Bij je terugkeer naar Schalke trof je daar Frank Neubarth aan en dat liep mis.

“Na het WK 2002 heb ik een zware fout gemaakt. Mijn knie was daar al geblokkeerd, ik voelde dat het niet goed kwam. Ik was al drie keer geopereerd. Bij de competitiestart riep Neubarth mij en zei: ‘Bravo voor je WK, ik wil jou als kapitein.’ Ik weigerde. Ik wou de aanvoerdersband niet meer. Ik heb Neubarth ook gezegd dat ik aan mijn allerlaatste seizoen bezig was en mij nergens nog iets van aan wou trekken. Ik kon begrijpen dat zulke uitspraken een jonge trainer afschrikten en dat hij niet op mij rekende. Na twee trainingen begaf mijn knie het: ik was twee en een halve maand out. In januari zei de trainer me dat ik niet meer in de ploeg stond, dat ik zelfs niet meer bij de 18 was. Hij wou dat ik vertrok. Ik reageerde hooghartig: ‘Ik heb Schalke opgebouwd nog voor jij er was, ik heb hier een geschiedenis, ik blijf, je zal mij elke dag zien .‘”
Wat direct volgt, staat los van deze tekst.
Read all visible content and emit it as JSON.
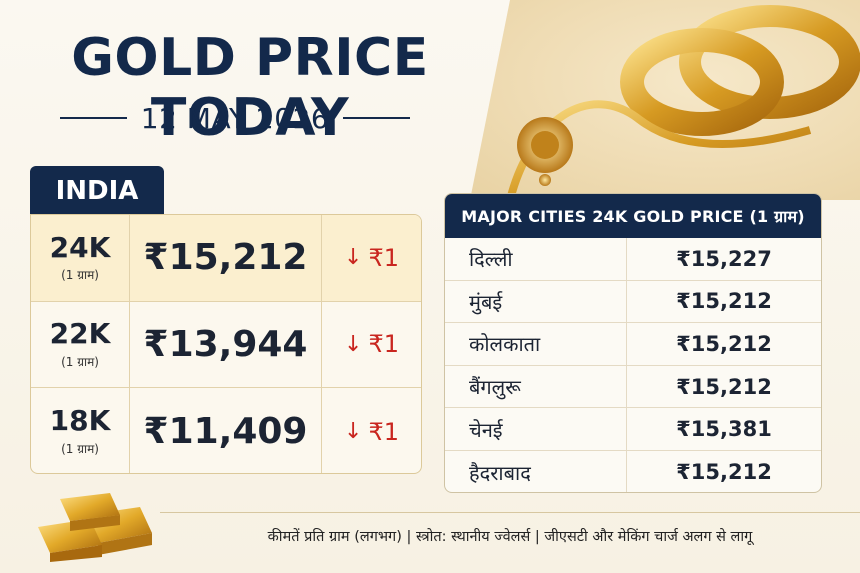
{
  "header": {
    "title": "GOLD PRICE TODAY",
    "date": "12 MAY 2026"
  },
  "india": {
    "tab_label": "INDIA",
    "rows": [
      {
        "karat": "24K",
        "unit": "(1 ग्राम)",
        "price": "₹15,212",
        "change": "₹1",
        "direction": "down"
      },
      {
        "karat": "22K",
        "unit": "(1 ग्राम)",
        "price": "₹13,944",
        "change": "₹1",
        "direction": "down"
      },
      {
        "karat": "18K",
        "unit": "(1 ग्राम)",
        "price": "₹11,409",
        "change": "₹1",
        "direction": "down"
      }
    ]
  },
  "cities": {
    "header": "MAJOR CITIES 24K GOLD PRICE (1 ग्राम)",
    "rows": [
      {
        "city": "दिल्ली",
        "price": "₹15,227"
      },
      {
        "city": "मुंबई",
        "price": "₹15,212"
      },
      {
        "city": "कोलकाता",
        "price": "₹15,212"
      },
      {
        "city": "बैंगलुरू",
        "price": "₹15,212"
      },
      {
        "city": "चेनई",
        "price": "₹15,381"
      },
      {
        "city": "हैदराबाद",
        "price": "₹15,212"
      }
    ]
  },
  "footer": {
    "note": "कीमतें प्रति ग्राम (लगभग) | स्त्रोत: स्थानीय ज्वेलर्स | जीएसटी और मेकिंग चार्ज अलग से लागू"
  },
  "icons": {
    "down_arrow": "arrow-down-icon",
    "gold_bars": "gold-bars-icon",
    "jewelry": "gold-jewelry-image"
  },
  "colors": {
    "navy": "#13294b",
    "down_red": "#c9261f",
    "gold": "#d9a52b"
  }
}
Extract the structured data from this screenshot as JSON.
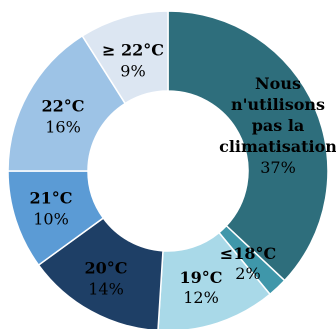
{
  "chart_data": {
    "type": "pie",
    "donut": true,
    "title": "",
    "legend": "none",
    "categories": [
      "Nous n'utilisons pas la climatisation",
      "≤18°C",
      "19°C",
      "20°C",
      "21°C",
      "22°C",
      "≥ 22°C"
    ],
    "values": [
      37,
      2,
      12,
      14,
      10,
      16,
      9
    ],
    "value_labels": [
      "37%",
      "2%",
      "12%",
      "14%",
      "10%",
      "16%",
      "9%"
    ],
    "label_lines": [
      [
        "Nous",
        "n'utilisons",
        "pas la",
        "climatisation"
      ],
      [
        "≤18°C"
      ],
      [
        "19°C"
      ],
      [
        "20°C"
      ],
      [
        "21°C"
      ],
      [
        "22°C"
      ],
      [
        "≥ 22°C"
      ]
    ],
    "colors": [
      "#2e6e7c",
      "#3f97aa",
      "#a9d9e8",
      "#1e3f66",
      "#5b9bd5",
      "#9dc3e6",
      "#dce6f2"
    ],
    "label_colors": [
      "#000000",
      "#000000",
      "#000000",
      "#000000",
      "#000000",
      "#000000",
      "#000000"
    ]
  }
}
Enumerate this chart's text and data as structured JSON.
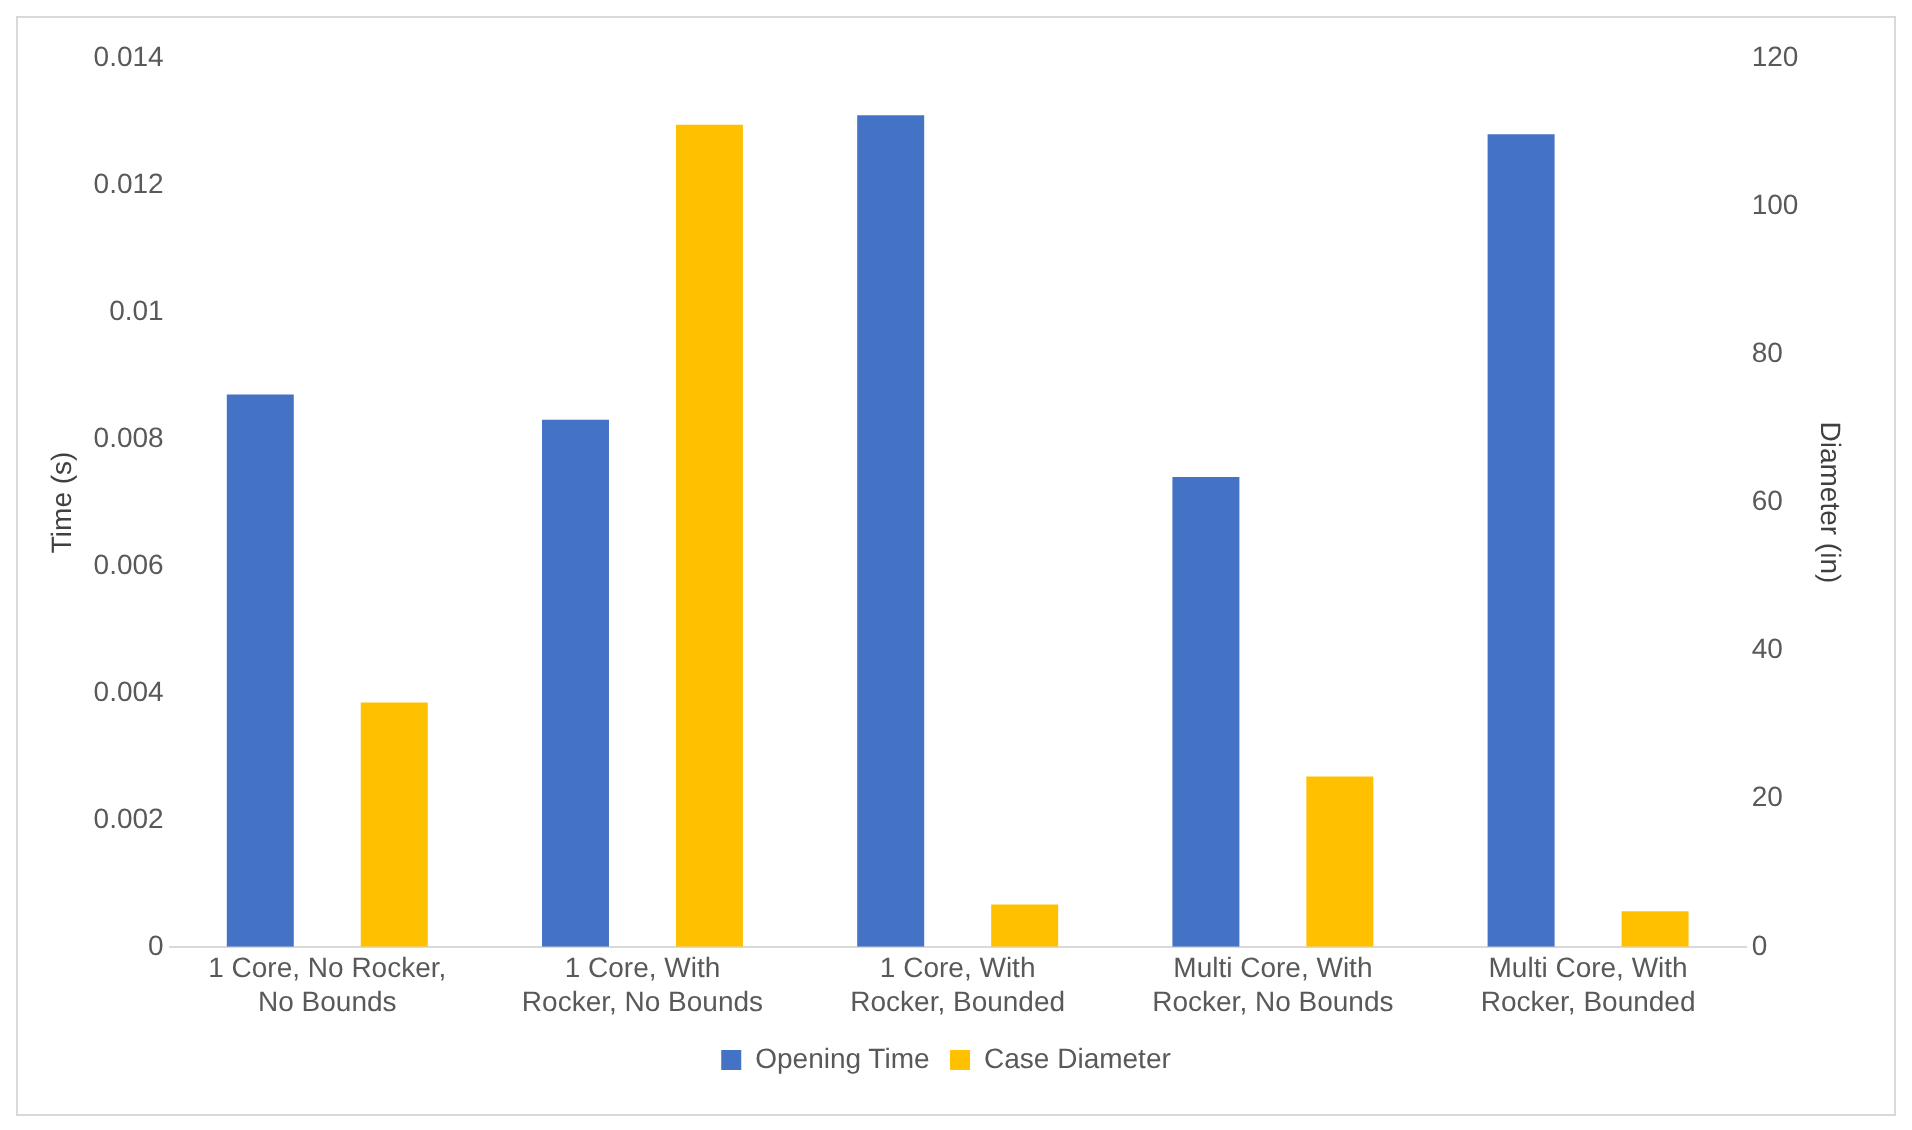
{
  "chart_data": {
    "type": "bar",
    "categories": [
      "1 Core, No Rocker, No Bounds",
      "1 Core, With Rocker, No Bounds",
      "1 Core, With Rocker, Bounded",
      "Multi Core, With Rocker, No Bounds",
      "Multi Core, With Rocker, Bounded"
    ],
    "series": [
      {
        "name": "Opening Time",
        "color": "#4472c4",
        "values": [
          0.0087,
          0.0083,
          0.0131,
          0.0074,
          0.0128
        ]
      },
      {
        "name": "Case Diameter",
        "color": "#ffc000",
        "axis": "y2",
        "values": [
          33,
          111,
          5.7,
          23,
          4.8
        ]
      }
    ],
    "ylabel": "Time (s)",
    "y2label": "Diameter (in)",
    "ylim": [
      0,
      0.014
    ],
    "yticks": [
      0,
      0.002,
      0.004,
      0.006,
      0.008,
      0.01,
      0.012,
      0.014
    ],
    "y2lim": [
      0,
      120
    ],
    "y2ticks": [
      0,
      20,
      40,
      60,
      80,
      100,
      120
    ],
    "grid": false,
    "legend": "bottom"
  }
}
En dan vervang jij Neubarth…

“In de geschiedenis van de Bundesliga ben ik de enige actieve speler die meteen trainer is geworden! Er bleven nog acht matchen te spelen, manager Rudi Assauer wou dat ik tot het einde van het volgende seizoen zou tekenen, maar ik zag dat niet zitten. Ik was die vliegtuigen en hotels beu, en mijn zoontje ging naar de basisschool. Als ze zeggen dat ik niet mocht verlengen als coach van Schalke, dan klopt dat niet. Het was mijn keuze van bij het begin.”

Weet je waarom Schalke je die functie heeft gegeven?
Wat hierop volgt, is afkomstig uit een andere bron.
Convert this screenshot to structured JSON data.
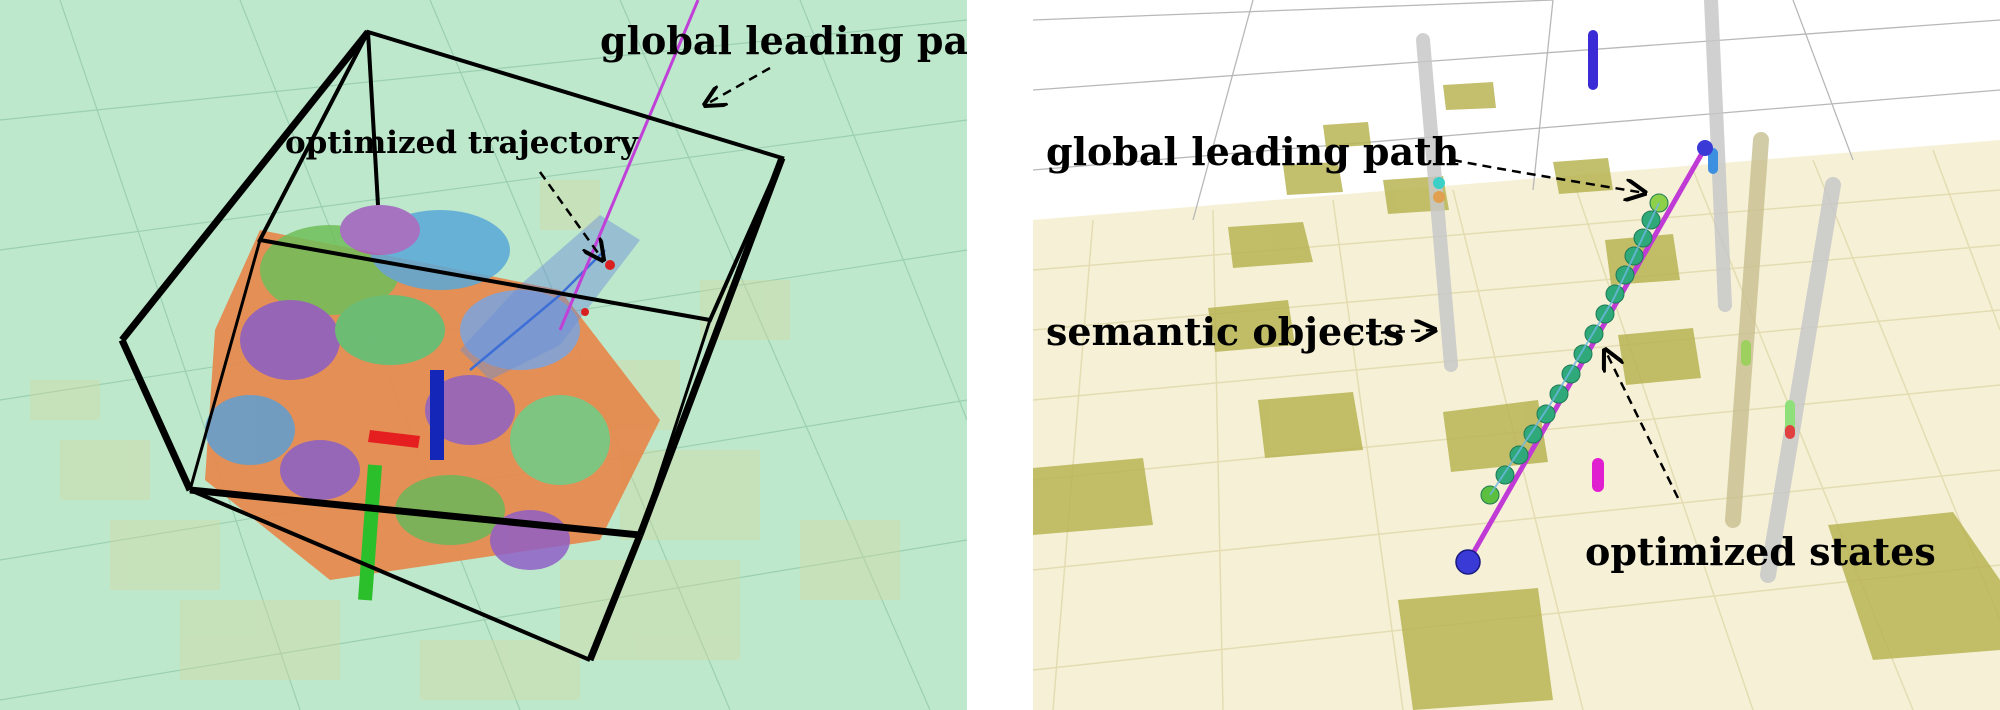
{
  "left_panel": {
    "global_path_label": "global leading path",
    "trajectory_label": "optimized trajectory",
    "background": "#bde8cc"
  },
  "right_panel": {
    "global_path_label": "global leading path",
    "semantic_label": "semantic objects",
    "states_label": "optimized states",
    "background": "#ffffff"
  }
}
“Daar gaat een welbepaald feit achter schuil. Tijdens mijn vierde seizoen bij Schalke was Olaf Thon helemaal ‘op’. Hij was 33 en kon niet langer een hele match de pressing voeren. In het laatste halfuur zakte hij terug en dat deed ons punten verliezen. Ik vroeg aan Stevens om hem dichter bij mij te plaatsen zodat hij niet zo veel moest lopen. Hij vond dat niet kunnen. We kregen ruzie. Later, toen ik al bij Bordeaux speelde, geeft Schalke een ware demonstratie uit bij Dortmund: 0-4. ’s Anderendaags belt Assauer mij: ‘Je had gelijk, Thon heeft op de plaats gespeeld die jij voor hem in gedachten had en hij was de ster van het veld .‘ Dat ligt aan de basis van mijn aanstelling als coach van Schalke drie jaar later.”
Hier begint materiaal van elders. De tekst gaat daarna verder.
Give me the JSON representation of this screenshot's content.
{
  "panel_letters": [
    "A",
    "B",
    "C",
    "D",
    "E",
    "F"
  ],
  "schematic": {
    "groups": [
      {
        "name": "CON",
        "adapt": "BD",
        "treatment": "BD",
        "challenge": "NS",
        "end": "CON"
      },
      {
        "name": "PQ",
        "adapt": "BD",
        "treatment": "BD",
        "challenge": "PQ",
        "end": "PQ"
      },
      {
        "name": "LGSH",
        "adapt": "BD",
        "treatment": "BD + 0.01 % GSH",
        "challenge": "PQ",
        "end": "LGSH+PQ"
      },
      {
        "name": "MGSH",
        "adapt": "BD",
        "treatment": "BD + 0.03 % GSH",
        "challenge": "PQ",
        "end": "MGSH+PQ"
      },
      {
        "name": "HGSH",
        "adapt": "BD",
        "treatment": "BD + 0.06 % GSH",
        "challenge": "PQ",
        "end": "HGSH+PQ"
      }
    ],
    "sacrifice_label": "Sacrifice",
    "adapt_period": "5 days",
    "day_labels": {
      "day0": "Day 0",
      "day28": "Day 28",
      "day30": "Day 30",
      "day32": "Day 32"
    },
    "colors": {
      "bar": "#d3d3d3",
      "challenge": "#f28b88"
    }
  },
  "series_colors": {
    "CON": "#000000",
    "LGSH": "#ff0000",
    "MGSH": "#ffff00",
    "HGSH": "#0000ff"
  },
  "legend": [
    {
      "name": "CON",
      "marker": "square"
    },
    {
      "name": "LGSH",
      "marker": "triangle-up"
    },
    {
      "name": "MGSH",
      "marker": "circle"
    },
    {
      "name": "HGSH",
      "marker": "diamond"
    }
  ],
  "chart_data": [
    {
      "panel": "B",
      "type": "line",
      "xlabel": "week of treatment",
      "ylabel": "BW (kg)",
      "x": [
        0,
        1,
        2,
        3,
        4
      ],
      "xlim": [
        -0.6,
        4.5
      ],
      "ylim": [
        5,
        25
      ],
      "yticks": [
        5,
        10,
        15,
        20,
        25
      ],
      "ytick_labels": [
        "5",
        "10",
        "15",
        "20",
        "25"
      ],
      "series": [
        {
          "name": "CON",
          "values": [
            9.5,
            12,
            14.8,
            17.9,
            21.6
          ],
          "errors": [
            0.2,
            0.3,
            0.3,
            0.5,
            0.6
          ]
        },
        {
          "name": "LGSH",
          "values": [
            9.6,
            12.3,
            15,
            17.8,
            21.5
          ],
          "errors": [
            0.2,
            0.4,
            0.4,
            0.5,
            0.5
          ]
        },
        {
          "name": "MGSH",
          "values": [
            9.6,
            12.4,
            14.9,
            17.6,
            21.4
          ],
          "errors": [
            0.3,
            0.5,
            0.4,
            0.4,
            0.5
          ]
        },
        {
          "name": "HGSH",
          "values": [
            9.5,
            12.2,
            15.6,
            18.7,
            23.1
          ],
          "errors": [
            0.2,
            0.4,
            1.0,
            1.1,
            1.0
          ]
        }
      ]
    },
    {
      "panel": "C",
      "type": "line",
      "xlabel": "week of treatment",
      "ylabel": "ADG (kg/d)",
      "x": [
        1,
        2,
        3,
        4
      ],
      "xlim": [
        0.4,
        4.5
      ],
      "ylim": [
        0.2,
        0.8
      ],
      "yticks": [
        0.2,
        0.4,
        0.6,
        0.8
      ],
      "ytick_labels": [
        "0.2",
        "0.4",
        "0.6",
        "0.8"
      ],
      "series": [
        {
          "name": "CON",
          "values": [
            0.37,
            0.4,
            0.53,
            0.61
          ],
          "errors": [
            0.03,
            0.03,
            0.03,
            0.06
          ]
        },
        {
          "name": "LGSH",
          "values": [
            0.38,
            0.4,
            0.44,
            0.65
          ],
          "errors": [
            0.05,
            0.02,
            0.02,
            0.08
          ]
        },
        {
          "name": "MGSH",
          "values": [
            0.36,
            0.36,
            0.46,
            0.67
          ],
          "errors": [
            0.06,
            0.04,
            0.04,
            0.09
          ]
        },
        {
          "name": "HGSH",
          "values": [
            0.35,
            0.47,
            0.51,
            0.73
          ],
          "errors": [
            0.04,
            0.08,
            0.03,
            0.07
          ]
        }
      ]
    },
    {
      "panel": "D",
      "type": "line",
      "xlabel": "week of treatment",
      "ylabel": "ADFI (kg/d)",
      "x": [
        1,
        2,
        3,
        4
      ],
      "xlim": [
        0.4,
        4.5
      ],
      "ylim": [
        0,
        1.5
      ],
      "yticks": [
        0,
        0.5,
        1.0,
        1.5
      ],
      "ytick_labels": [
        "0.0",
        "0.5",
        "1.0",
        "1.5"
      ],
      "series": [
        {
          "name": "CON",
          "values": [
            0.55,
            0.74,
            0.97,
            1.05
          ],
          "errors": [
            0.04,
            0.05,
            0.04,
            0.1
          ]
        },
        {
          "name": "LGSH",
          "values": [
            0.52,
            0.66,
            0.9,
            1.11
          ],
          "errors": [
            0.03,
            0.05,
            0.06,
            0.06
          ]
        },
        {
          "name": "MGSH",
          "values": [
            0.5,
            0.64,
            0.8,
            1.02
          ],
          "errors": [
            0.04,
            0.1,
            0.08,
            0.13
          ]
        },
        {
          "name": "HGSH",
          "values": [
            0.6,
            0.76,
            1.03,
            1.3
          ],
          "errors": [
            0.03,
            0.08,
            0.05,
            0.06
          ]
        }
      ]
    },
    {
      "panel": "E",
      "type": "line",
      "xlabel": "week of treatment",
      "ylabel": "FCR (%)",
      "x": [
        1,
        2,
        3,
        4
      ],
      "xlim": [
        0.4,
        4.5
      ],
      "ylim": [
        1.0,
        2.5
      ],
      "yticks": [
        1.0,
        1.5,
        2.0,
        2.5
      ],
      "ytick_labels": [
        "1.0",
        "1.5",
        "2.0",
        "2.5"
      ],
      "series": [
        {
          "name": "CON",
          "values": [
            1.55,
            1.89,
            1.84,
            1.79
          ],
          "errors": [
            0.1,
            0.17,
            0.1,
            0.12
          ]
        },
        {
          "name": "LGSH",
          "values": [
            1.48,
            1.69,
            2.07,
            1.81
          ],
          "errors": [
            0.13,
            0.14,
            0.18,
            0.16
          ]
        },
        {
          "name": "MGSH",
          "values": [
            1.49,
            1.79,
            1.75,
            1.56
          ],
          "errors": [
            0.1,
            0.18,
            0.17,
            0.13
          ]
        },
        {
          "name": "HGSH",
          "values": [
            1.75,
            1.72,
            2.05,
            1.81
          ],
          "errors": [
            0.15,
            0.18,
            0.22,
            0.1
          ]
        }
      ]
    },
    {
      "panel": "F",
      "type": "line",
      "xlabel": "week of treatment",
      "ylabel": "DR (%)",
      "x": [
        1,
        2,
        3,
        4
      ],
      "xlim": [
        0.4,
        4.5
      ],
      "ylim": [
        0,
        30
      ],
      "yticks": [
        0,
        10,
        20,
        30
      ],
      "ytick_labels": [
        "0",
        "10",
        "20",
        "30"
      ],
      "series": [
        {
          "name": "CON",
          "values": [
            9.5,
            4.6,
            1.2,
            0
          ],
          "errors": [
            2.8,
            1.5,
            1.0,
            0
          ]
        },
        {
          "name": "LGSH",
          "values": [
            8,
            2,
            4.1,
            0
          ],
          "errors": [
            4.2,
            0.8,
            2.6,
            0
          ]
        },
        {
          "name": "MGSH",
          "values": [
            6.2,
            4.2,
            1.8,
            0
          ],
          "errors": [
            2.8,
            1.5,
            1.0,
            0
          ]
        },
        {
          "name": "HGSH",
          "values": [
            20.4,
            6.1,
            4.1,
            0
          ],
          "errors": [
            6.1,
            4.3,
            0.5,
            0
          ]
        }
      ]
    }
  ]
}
Was je tevreden met je prestatie als trainer van Schalke?

“Hoewel ik een getraumatiseerde ploeg overnam, begonnen we met een zeven op negen. Maar dan volgde een tegenvaller. Ik had nog slechts één verdedigende middenvelder, Sven Kmetsch. Ik noemde hem ‘Prothese’! Zijn knie was naar de vaantjes, hij speelde enkel nog op mentale kracht. De dokter zei me dat hij kon blijven spelen, maar wel met enkele inspuitingen. Ik had Kmetsch kunnen zeggen: ‘Komaan, twee of drie spuitjes en het zal wel gaan .‘ Maar ik heb aan zijn toekomst gedacht. Dus heb ik besloten om hem te sparen en met een middenveld bestaande uit drie nummers 10 te spelen. Dat kon alleen maar slecht aflopen. We haalden nog één punt uit vier matchen, Kmetsch keerde terug voor de laatste wedstrijd tegen Bayern en we wonnen. Ik heb daar misschien een fout gemaakt, maar ik heb er geen spijt van.”